Proposition 206 will gradually raise wages to $12 an hour by 2020 and it also requires paid sick leave.

TUCSON, AZ (Tucson News Now) –

Some 700,000 Arizonans will be affected by the minimum wage hike voters passed on Tuesday, Nov. 8.

Proposition 206 will gradually raise wages to $12 an hour by 2020 and it also requires paid sick leave.

People on both sides of the issue differ on the effect a higher minimum wage might have on employment, prices consumers pay, and the economy, in general.

It runs the gamut, from warnings of layoffs and price hikes to expectations that it can only help the Arizona economy if more people have more money to spend.

Tucson City Councilwoman Regina Romero had pushed for Tucson to pass a law requiring higher wages and benefits.

She believes Prop. 206 will only help the economy and protect working families by putting more money in their pockets.

“Usually, working families put back what they earn into the economy,” said Romero.

Tucson Metro Chamber President &CEO Mike Varney has a different opinion of the effects of the proposition.

“We’ll probably see some small business failures. We’ll probably see some downsizing. Business will react to this and they’ll react by automating, cutting hours, cutting positions altogether,” Varney said.

“The business is going to pass this on to the consumer. The prices are going to rise. We’re all giving to be paying a little bit more for that Big Mac or restaurant meal or what have you,” said Varney. “And that includes the people that are going to be getting more money as part of their minimum wage.”

Tucsonan Jeremy Bunch said he doesn’t mind.

“For people to have a living wage, I think that’s pretty important,” Bunch said. “Help the poor to be healthier and be able to afford to live. It’s just a basic need for people. So I think it’s okay to pay more for restaurant food or any type of entertainment like that so that people can live better.”

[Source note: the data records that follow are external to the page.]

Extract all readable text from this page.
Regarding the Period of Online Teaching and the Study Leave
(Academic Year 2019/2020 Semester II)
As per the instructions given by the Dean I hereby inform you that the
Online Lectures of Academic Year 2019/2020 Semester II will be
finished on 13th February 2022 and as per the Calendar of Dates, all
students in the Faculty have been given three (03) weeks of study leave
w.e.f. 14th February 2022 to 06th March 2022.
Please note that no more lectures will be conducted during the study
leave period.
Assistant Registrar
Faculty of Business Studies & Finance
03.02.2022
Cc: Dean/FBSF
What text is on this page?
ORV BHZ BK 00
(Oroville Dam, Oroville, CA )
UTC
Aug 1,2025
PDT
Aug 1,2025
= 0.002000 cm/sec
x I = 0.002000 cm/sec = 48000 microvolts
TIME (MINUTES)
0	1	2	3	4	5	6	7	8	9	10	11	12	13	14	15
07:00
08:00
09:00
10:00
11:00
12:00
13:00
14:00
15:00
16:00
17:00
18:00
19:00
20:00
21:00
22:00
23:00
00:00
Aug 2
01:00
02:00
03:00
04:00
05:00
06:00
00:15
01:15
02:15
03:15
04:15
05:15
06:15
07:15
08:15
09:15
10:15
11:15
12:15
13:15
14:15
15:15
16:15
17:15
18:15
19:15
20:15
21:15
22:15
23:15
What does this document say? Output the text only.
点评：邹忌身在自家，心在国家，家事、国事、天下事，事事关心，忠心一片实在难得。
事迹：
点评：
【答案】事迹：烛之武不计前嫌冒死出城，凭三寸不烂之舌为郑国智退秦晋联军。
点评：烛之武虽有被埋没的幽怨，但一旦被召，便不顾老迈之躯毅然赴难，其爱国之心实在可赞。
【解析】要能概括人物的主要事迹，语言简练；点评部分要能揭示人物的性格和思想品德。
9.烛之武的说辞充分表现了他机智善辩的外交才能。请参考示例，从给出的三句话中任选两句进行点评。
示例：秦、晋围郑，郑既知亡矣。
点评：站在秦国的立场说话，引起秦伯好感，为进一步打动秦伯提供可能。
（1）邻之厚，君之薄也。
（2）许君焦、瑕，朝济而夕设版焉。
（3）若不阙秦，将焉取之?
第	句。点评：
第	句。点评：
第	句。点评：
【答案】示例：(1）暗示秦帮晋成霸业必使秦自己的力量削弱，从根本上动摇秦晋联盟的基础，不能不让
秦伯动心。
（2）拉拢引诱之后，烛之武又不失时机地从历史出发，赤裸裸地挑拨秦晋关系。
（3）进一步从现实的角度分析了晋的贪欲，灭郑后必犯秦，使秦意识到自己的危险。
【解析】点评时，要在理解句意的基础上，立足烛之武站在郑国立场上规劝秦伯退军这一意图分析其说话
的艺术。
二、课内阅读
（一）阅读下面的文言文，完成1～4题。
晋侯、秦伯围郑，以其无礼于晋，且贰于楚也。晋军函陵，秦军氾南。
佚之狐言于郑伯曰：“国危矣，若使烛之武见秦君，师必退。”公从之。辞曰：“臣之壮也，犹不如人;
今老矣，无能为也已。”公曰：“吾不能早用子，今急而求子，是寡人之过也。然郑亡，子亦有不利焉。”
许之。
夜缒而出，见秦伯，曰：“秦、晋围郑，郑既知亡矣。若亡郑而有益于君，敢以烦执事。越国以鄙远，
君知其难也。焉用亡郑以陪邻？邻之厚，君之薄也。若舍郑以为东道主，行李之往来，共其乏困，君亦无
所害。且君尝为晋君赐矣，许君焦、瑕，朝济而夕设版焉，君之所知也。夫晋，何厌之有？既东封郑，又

One thing the two sides agree on is that small business owners already tend to offer their employees higher salaries and sick leave in order to keep good workers.

“It is the multi-billion dollar corporations that come to our state and abuse the lack of laws that benefit working families in our state. So I think it is protective against a multi-billion dollar company coming to our state and abusing our residents and our workers,” Romero said.

We spoke with two small business owners in Tucson who said they are paying higher wages already.

“Everybody here is already making more than $10 an hour anyway. So, hopefully, it will affect us positively in the fact that people in our community will have more disposable income to come in and buy cool stuff at Pop Cycle,” said Shannon Riggs, co-owner of Pop Cycle.

“Philosophically, I think our country needs to see workers as people who deserve a living wage and that part of your business is to try to accommodate your workers. So I would hate to think people would just willy nilly lay people off and I know that we wouldn’t have to do that,” said Antigone Books co-owner Trudy Mills.

As far as the impact of minimum wage increase, an Arizona legislative committee basically found it’s too soon to tell.

Click HERE for that report.

The first pay hike comes in January, making the minimum wage in Arizona $10 an hour.